My UPS got messed up not i’m not able to delete it also. Its struck somewhere with the status as “Stopping” for many days now
. Also i get this error
n object of the type Microsoft.Office.Server.Administration.ProfileSynchronizationUnprovisionJob named “ProfileSynchronizationUnprovisionJob” already exists under the parent Microsoft.SharePoint.Administration.SPTimerService named “SPTimerV4″. Rename your object or delete the existing object.
Please let me know how I can delete the user profile service.
Thanks for the walkthrough. I’m a little confused by step 2: Start the User Profile System Service. IS this the instance of the User Porfile Service that is on the “Services on Server” page? Do you mean to go into the services.msc on the server and start FIM there? Thanks for clearing up my confusion
Noticed a comment by blueflake that said to remove the farm account for allow log on locally but to keep it in the local admin group, but i just read this technet article http://technet.microsoft.com/en-us/library/gg750257.aspx which seems to indicate the oposite.
“Verify that the farm account has the required permissions
Verify that the farm account has the following permissions:
The farm account has Log On Locally permission to the server on which you are trying to start the User Profile Synchronization service.
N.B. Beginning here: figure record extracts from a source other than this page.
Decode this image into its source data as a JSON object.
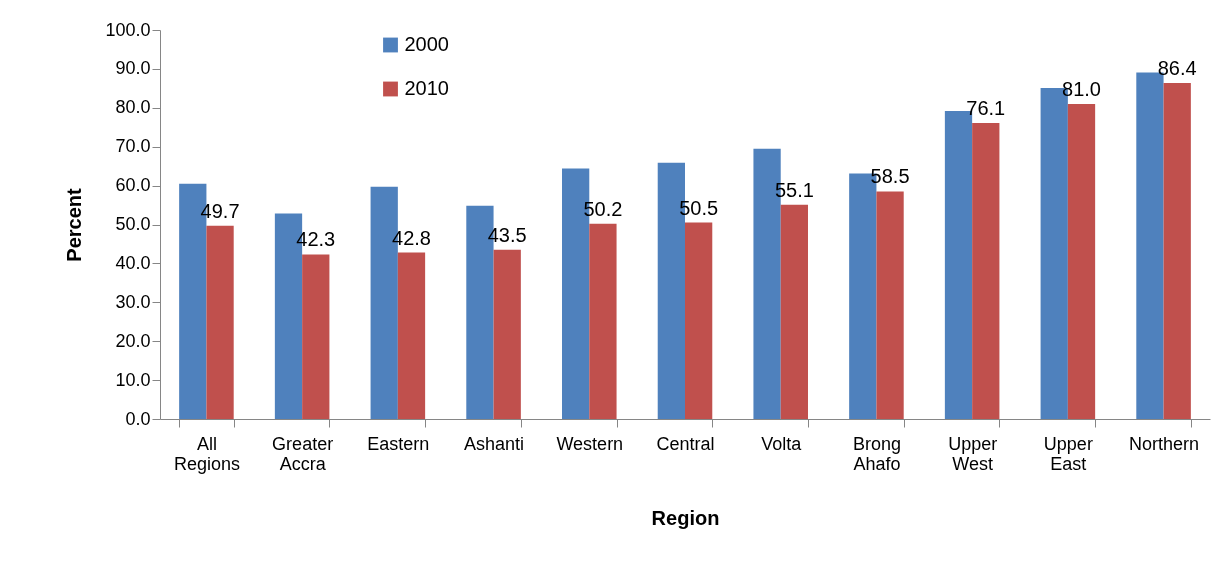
{
  "chart_data": {
    "type": "bar",
    "xlabel": "Region",
    "ylabel": "Percent",
    "categories": [
      "All Regions",
      "Greater Accra",
      "Eastern",
      "Ashanti",
      "Western",
      "Central",
      "Volta",
      "Brong Ahafo",
      "Upper West",
      "Upper East",
      "Northern"
    ],
    "series": [
      {
        "name": "2000",
        "color": "#4f81bd",
        "values": [
          60.5,
          52.8,
          59.7,
          54.8,
          64.4,
          65.9,
          69.5,
          63.1,
          79.2,
          85.1,
          89.1
        ]
      },
      {
        "name": "2010",
        "color": "#c0504d",
        "values": [
          49.7,
          42.3,
          42.8,
          43.5,
          50.2,
          50.5,
          55.1,
          58.5,
          76.1,
          81.0,
          86.4
        ],
        "value_labels": [
          "49.7",
          "42.3",
          "42.8",
          "43.5",
          "50.2",
          "50.5",
          "55.1",
          "58.5",
          "76.1",
          "81.0",
          "86.4"
        ]
      }
    ],
    "ylim": [
      0,
      100
    ],
    "yticks": [
      {
        "value": 0,
        "label": "0.0"
      },
      {
        "value": 10,
        "label": "10.0"
      },
      {
        "value": 20,
        "label": "20.0"
      },
      {
        "value": 30,
        "label": "30.0"
      },
      {
        "value": 40,
        "label": "40.0"
      },
      {
        "value": 50,
        "label": "50.0"
      },
      {
        "value": 60,
        "label": "60.0"
      },
      {
        "value": 70,
        "label": "70.0"
      },
      {
        "value": 80,
        "label": "80.0"
      },
      {
        "value": 90,
        "label": "90.0"
      },
      {
        "value": 100,
        "label": "100.0"
      }
    ],
    "grid": false,
    "legend": "top left"
  }
}
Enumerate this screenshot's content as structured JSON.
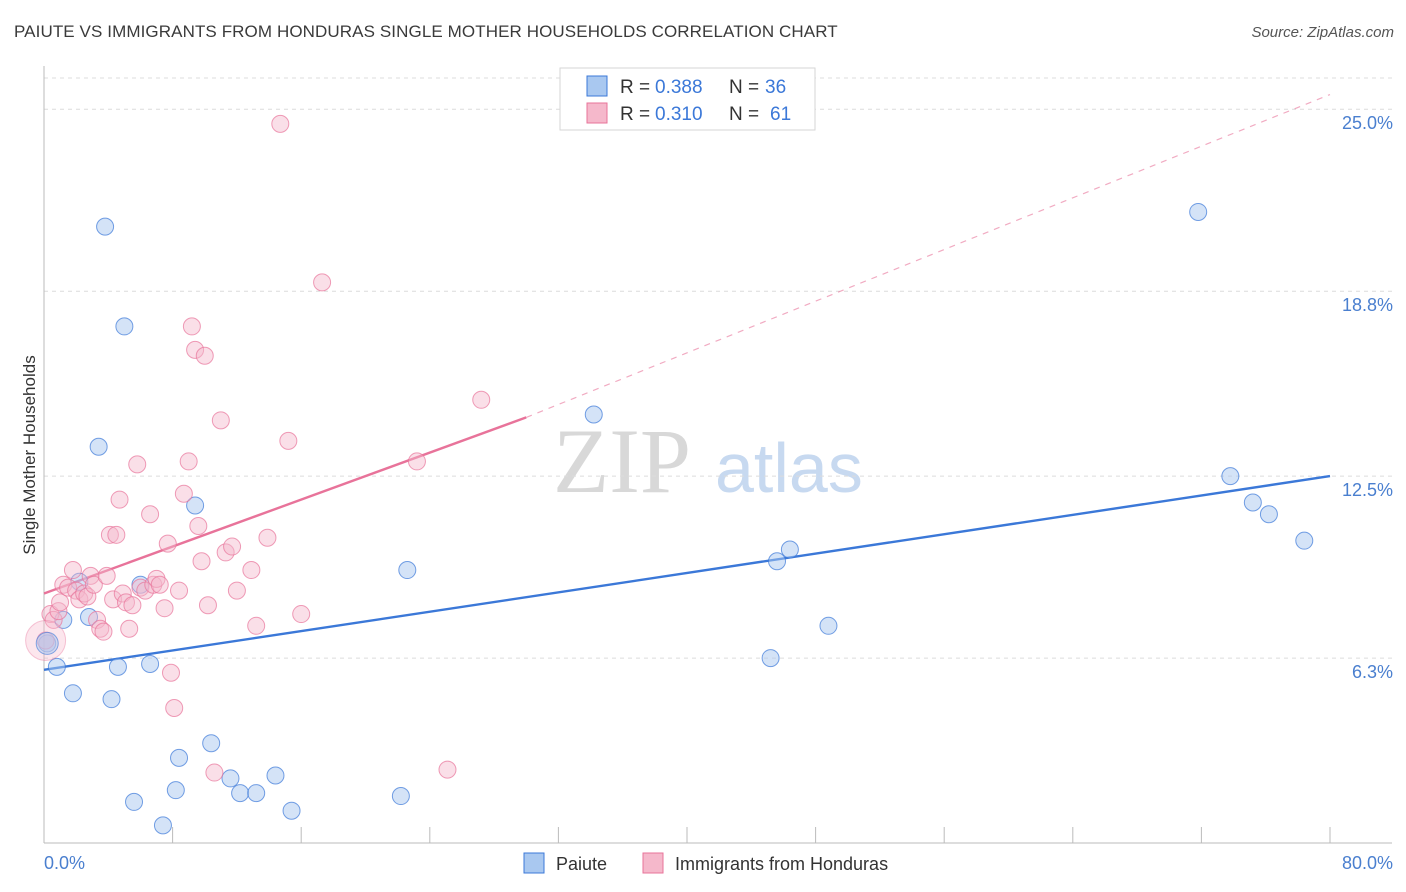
{
  "header": {
    "title": "PAIUTE VS IMMIGRANTS FROM HONDURAS SINGLE MOTHER HOUSEHOLDS CORRELATION CHART",
    "source": "Source: ZipAtlas.com"
  },
  "colors": {
    "blue": "#3b78d8",
    "blue_fill": "#a9c8f0",
    "pink": "#e8739a",
    "pink_fill": "#f5b8cb",
    "axis_label": "#4a7fcf"
  },
  "legend": {
    "rows": [
      {
        "r_label": "R =",
        "r_value": "0.388",
        "n_label": "N =",
        "n_value": "36"
      },
      {
        "r_label": "R =",
        "r_value": "0.310",
        "n_label": "N =",
        "n_value": "61"
      }
    ]
  },
  "bottom_legend": {
    "items": [
      "Paiute",
      "Immigrants from Honduras"
    ]
  },
  "chart_data": {
    "type": "scatter",
    "xlabel": "",
    "ylabel": "Single Mother Households",
    "xlim": [
      0,
      80
    ],
    "ylim": [
      0,
      26.2
    ],
    "x_tick_labels": [
      "0.0%",
      "80.0%"
    ],
    "y_ticks": [
      6.3,
      12.5,
      18.8,
      25.0
    ],
    "y_tick_labels": [
      "6.3%",
      "12.5%",
      "18.8%",
      "25.0%"
    ],
    "grid": "horizontal dashed",
    "watermark": "ZIPatlas",
    "series": [
      {
        "name": "Paiute",
        "color": "#3b78d8",
        "trend": {
          "x0": 0,
          "y0": 5.9,
          "x1": 80,
          "y1": 12.5,
          "dashed_to": null
        },
        "points": [
          [
            0.2,
            6.8
          ],
          [
            0.8,
            6.0
          ],
          [
            1.2,
            7.6
          ],
          [
            1.8,
            5.1
          ],
          [
            2.2,
            8.9
          ],
          [
            2.8,
            7.7
          ],
          [
            3.4,
            13.5
          ],
          [
            3.8,
            21.0
          ],
          [
            4.2,
            4.9
          ],
          [
            4.6,
            6.0
          ],
          [
            5.0,
            17.6
          ],
          [
            5.6,
            1.4
          ],
          [
            6.0,
            8.8
          ],
          [
            6.6,
            6.1
          ],
          [
            7.4,
            0.6
          ],
          [
            8.2,
            1.8
          ],
          [
            8.4,
            2.9
          ],
          [
            9.4,
            11.5
          ],
          [
            10.4,
            3.4
          ],
          [
            11.6,
            2.2
          ],
          [
            12.2,
            1.7
          ],
          [
            13.2,
            1.7
          ],
          [
            14.4,
            2.3
          ],
          [
            15.4,
            1.1
          ],
          [
            22.2,
            1.6
          ],
          [
            22.6,
            9.3
          ],
          [
            34.2,
            14.6
          ],
          [
            45.2,
            6.3
          ],
          [
            45.6,
            9.6
          ],
          [
            46.4,
            10.0
          ],
          [
            48.8,
            7.4
          ],
          [
            71.8,
            21.5
          ],
          [
            73.8,
            12.5
          ],
          [
            75.2,
            11.6
          ],
          [
            76.2,
            11.2
          ],
          [
            78.4,
            10.3
          ]
        ]
      },
      {
        "name": "Immigrants from Honduras",
        "color": "#e8739a",
        "trend": {
          "x0": 0,
          "y0": 8.5,
          "x1": 30,
          "y1": 14.5,
          "dashed_to": {
            "x": 80,
            "y": 25.5
          }
        },
        "points": [
          [
            0.1,
            6.9
          ],
          [
            0.4,
            7.8
          ],
          [
            0.6,
            7.6
          ],
          [
            0.9,
            7.9
          ],
          [
            1.0,
            8.2
          ],
          [
            1.2,
            8.8
          ],
          [
            1.5,
            8.7
          ],
          [
            1.8,
            9.3
          ],
          [
            2.0,
            8.6
          ],
          [
            2.2,
            8.3
          ],
          [
            2.5,
            8.5
          ],
          [
            2.7,
            8.4
          ],
          [
            2.9,
            9.1
          ],
          [
            3.1,
            8.8
          ],
          [
            3.3,
            7.6
          ],
          [
            3.5,
            7.3
          ],
          [
            3.7,
            7.2
          ],
          [
            3.9,
            9.1
          ],
          [
            4.1,
            10.5
          ],
          [
            4.3,
            8.3
          ],
          [
            4.5,
            10.5
          ],
          [
            4.7,
            11.7
          ],
          [
            4.9,
            8.5
          ],
          [
            5.1,
            8.2
          ],
          [
            5.3,
            7.3
          ],
          [
            5.5,
            8.1
          ],
          [
            5.8,
            12.9
          ],
          [
            6.0,
            8.7
          ],
          [
            6.3,
            8.6
          ],
          [
            6.6,
            11.2
          ],
          [
            6.8,
            8.8
          ],
          [
            7.0,
            9.0
          ],
          [
            7.2,
            8.8
          ],
          [
            7.5,
            8.0
          ],
          [
            7.7,
            10.2
          ],
          [
            7.9,
            5.8
          ],
          [
            8.1,
            4.6
          ],
          [
            8.4,
            8.6
          ],
          [
            8.7,
            11.9
          ],
          [
            9.0,
            13.0
          ],
          [
            9.2,
            17.6
          ],
          [
            9.4,
            16.8
          ],
          [
            9.6,
            10.8
          ],
          [
            9.8,
            9.6
          ],
          [
            10.0,
            16.6
          ],
          [
            10.2,
            8.1
          ],
          [
            10.6,
            2.4
          ],
          [
            11.0,
            14.4
          ],
          [
            11.3,
            9.9
          ],
          [
            11.7,
            10.1
          ],
          [
            12.0,
            8.6
          ],
          [
            12.9,
            9.3
          ],
          [
            13.2,
            7.4
          ],
          [
            13.9,
            10.4
          ],
          [
            14.7,
            24.5
          ],
          [
            15.2,
            13.7
          ],
          [
            16.0,
            7.8
          ],
          [
            17.3,
            19.1
          ],
          [
            23.2,
            13.0
          ],
          [
            25.1,
            2.5
          ],
          [
            27.2,
            15.1
          ]
        ]
      }
    ]
  }
}
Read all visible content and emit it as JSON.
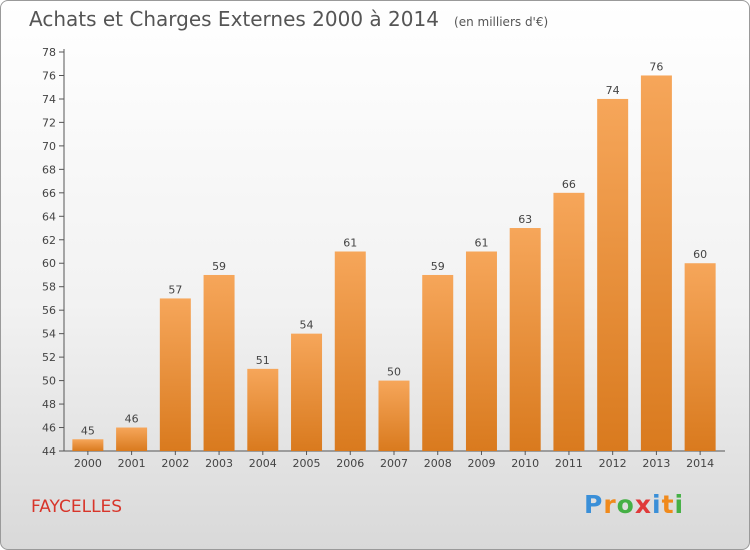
{
  "chart_data": {
    "type": "bar",
    "title": "Achats et Charges Externes 2000 à 2014",
    "unit": "(en milliers d'€)",
    "categories": [
      "2000",
      "2001",
      "2002",
      "2003",
      "2004",
      "2005",
      "2006",
      "2007",
      "2008",
      "2009",
      "2010",
      "2011",
      "2012",
      "2013",
      "2014"
    ],
    "values": [
      45,
      46,
      57,
      59,
      51,
      54,
      61,
      50,
      59,
      61,
      63,
      66,
      74,
      76,
      60
    ],
    "ylim": [
      44,
      78
    ],
    "yticks": [
      44,
      46,
      48,
      50,
      52,
      54,
      56,
      58,
      60,
      62,
      64,
      66,
      68,
      70,
      72,
      74,
      76,
      78
    ],
    "grid": false,
    "bar_color_top": "#f6a65a",
    "bar_color_bottom": "#d97a1e"
  },
  "commune": "FAYCELLES",
  "brand": {
    "text": "Proxiti",
    "letters": [
      {
        "ch": "P",
        "color": "#3a8fd8"
      },
      {
        "ch": "r",
        "color": "#f08a1c"
      },
      {
        "ch": "o",
        "color": "#45b045"
      },
      {
        "ch": "x",
        "color": "#e03a3a"
      },
      {
        "ch": "i",
        "color": "#3a8fd8"
      },
      {
        "ch": "t",
        "color": "#f08a1c"
      },
      {
        "ch": "i",
        "color": "#45b045"
      }
    ]
  }
}
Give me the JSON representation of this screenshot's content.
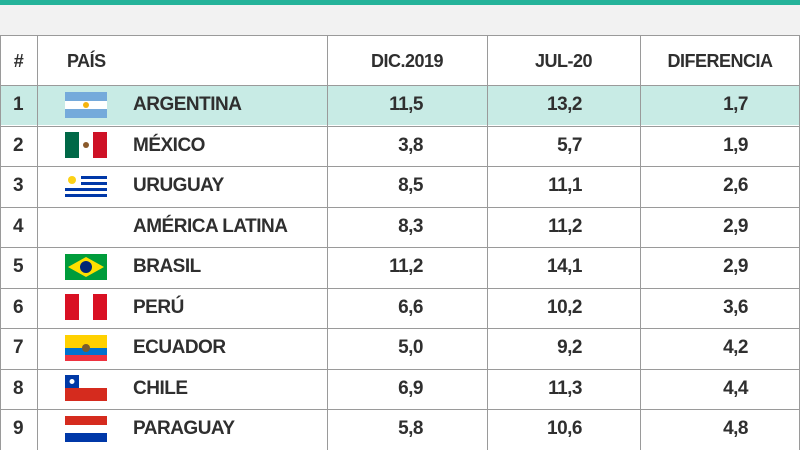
{
  "table": {
    "header": [
      "#",
      "PAÍS",
      "DIC.2019",
      "JUL-20",
      "DIFERENCIA"
    ],
    "rows": [
      [
        "1",
        "ARGENTINA",
        "11,5",
        "13,2",
        "1,7"
      ],
      [
        "2",
        "MÉXICO",
        "3,8",
        "5,7",
        "1,9"
      ],
      [
        "3",
        "URUGUAY",
        "8,5",
        "11,1",
        "2,6"
      ],
      [
        "4",
        "AMÉRICA LATINA",
        "8,3",
        "11,2",
        "2,9"
      ],
      [
        "5",
        "BRASIL",
        "11,2",
        "14,1",
        "2,9"
      ],
      [
        "6",
        "PERÚ",
        "6,6",
        "10,2",
        "3,6"
      ],
      [
        "7",
        "ECUADOR",
        "5,0",
        "9,2",
        "4,2"
      ],
      [
        "8",
        "CHILE",
        "6,9",
        "11,3",
        "4,4"
      ],
      [
        "9",
        "PARAGUAY",
        "5,8",
        "10,6",
        "4,8"
      ]
    ]
  }
}
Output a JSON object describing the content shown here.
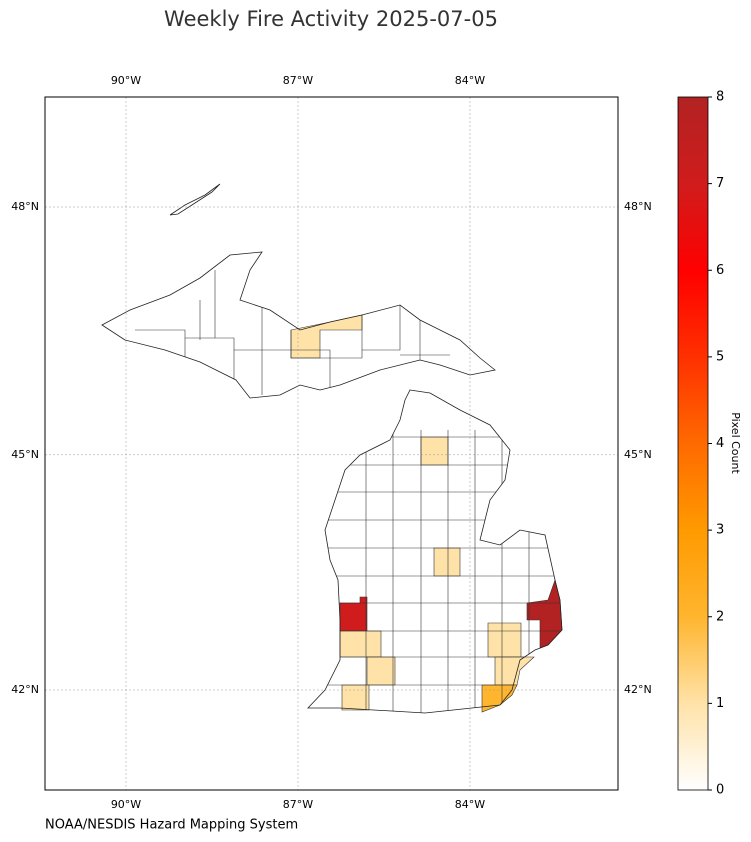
{
  "map": {
    "title": "Weekly Fire Activity 2025-07-05",
    "source": "NOAA/NESDIS Hazard Mapping System",
    "lon_ticks": [
      {
        "value": -90,
        "label": "90°W"
      },
      {
        "value": -87,
        "label": "87°W"
      },
      {
        "value": -84,
        "label": "84°W"
      }
    ],
    "lat_ticks": [
      {
        "value": 48,
        "label": "48°N"
      },
      {
        "value": 45,
        "label": "45°N"
      },
      {
        "value": 42,
        "label": "42°N"
      }
    ],
    "colorbar": {
      "label": "Pixel Count",
      "lim": [
        0,
        8
      ],
      "ticks": [
        0,
        1,
        2,
        3,
        4,
        5,
        6,
        7,
        8
      ],
      "colors": [
        "#ffffff",
        "#ffe2a8",
        "#ffb52e",
        "#ff9a00",
        "#ff6a00",
        "#ff3000",
        "#ff0000",
        "#d01c1c",
        "#b22222"
      ]
    },
    "county_values": [
      1,
      1,
      1,
      7,
      8,
      1,
      1,
      1,
      1,
      1,
      2
    ],
    "grid": true
  }
}
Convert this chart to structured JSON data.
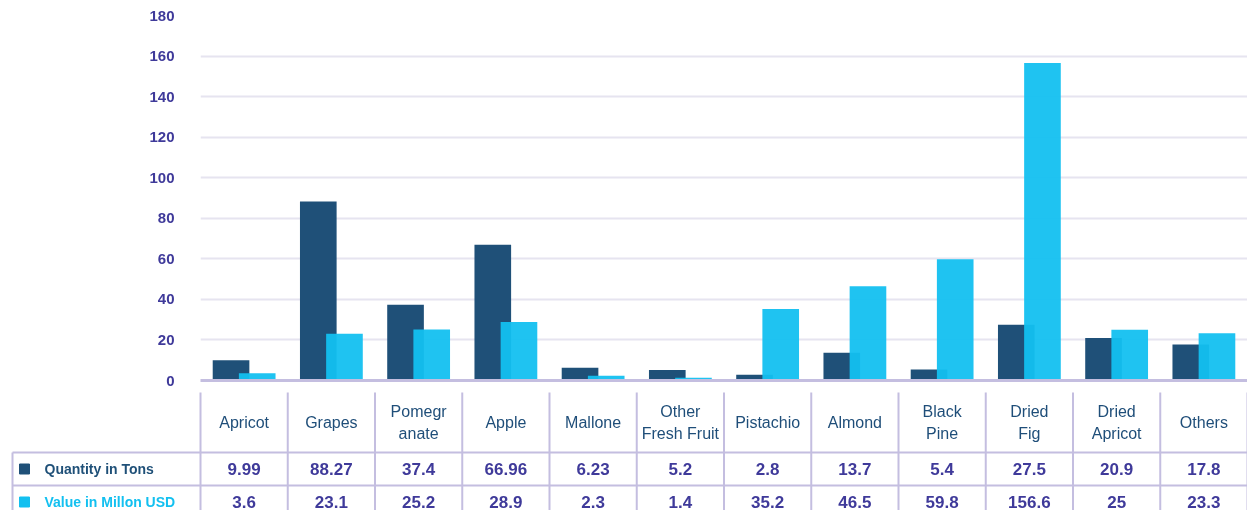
{
  "chart_data": {
    "type": "bar",
    "categories": [
      "Apricot",
      "Grapes",
      "Pomegr anate",
      "Apple",
      "Mallone",
      "Other Fresh Fruit",
      "Pistachio",
      "Almond",
      "Black Pine",
      "Dried Fig",
      "Dried Apricot",
      "Others"
    ],
    "series": [
      {
        "name": "Quantity in Tons",
        "color": "#1f5078",
        "values": [
          9.99,
          88.27,
          37.4,
          66.96,
          6.23,
          5.2,
          2.8,
          13.7,
          5.4,
          27.5,
          20.9,
          17.8
        ]
      },
      {
        "name": "Value in Millon USD",
        "color": "#13c0f0",
        "values": [
          3.6,
          23.1,
          25.2,
          28.9,
          2.3,
          1.4,
          35.2,
          46.5,
          59.8,
          156.6,
          25,
          23.3
        ]
      }
    ],
    "ylim": [
      0,
      180
    ],
    "yticks": [
      0,
      20,
      40,
      60,
      80,
      100,
      120,
      140,
      160,
      180
    ],
    "grid": "y",
    "legend": "bottom left",
    "data_labels": true
  }
}
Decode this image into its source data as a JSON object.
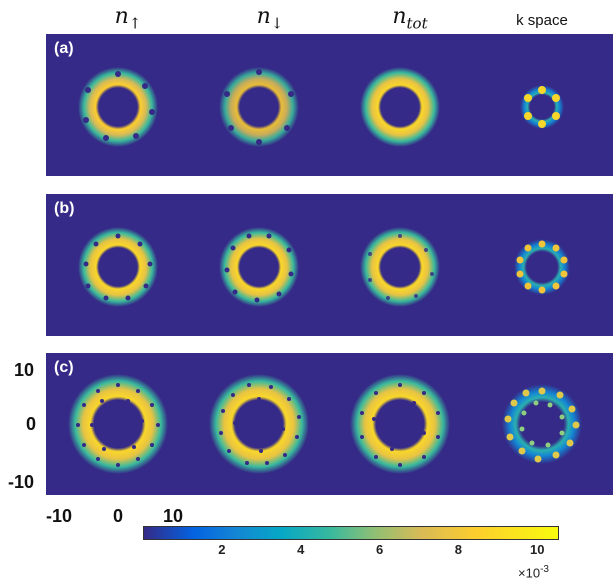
{
  "columns": {
    "n_up": {
      "base": "n",
      "sub": "↑"
    },
    "n_down": {
      "base": "n",
      "sub": "↓"
    },
    "n_tot": {
      "base": "n",
      "sub": "tot"
    },
    "kspace": "k space"
  },
  "rows": [
    {
      "label": "(a)"
    },
    {
      "label": "(b)"
    },
    {
      "label": "(c)"
    }
  ],
  "axis": {
    "y_ticks": [
      "10",
      "0",
      "-10"
    ],
    "x_ticks": [
      "-10",
      "0",
      "10"
    ]
  },
  "colorbar": {
    "ticks": [
      "2",
      "4",
      "6",
      "8",
      "10"
    ],
    "tick_values": [
      2,
      4,
      6,
      8,
      10
    ],
    "range": [
      0,
      10.5
    ],
    "multiplier_base": "×10",
    "multiplier_exp": "-3",
    "colormap": "parula"
  }
}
The farm account is a member of the Administrators group on the server on which you are trying to start the User Profile Synchronization service.
Note:
This permission is required only to start the User Profile Synchronization service. After the User Profile Synchronization service is started, you can remove the farm account from the Administrators group.
After making changes to the farm account, you must restart the SharePoint 2010 Timer service or restart the server. This ensures that every SharePoint service that is currently running as the farm account is using the latest credentials.”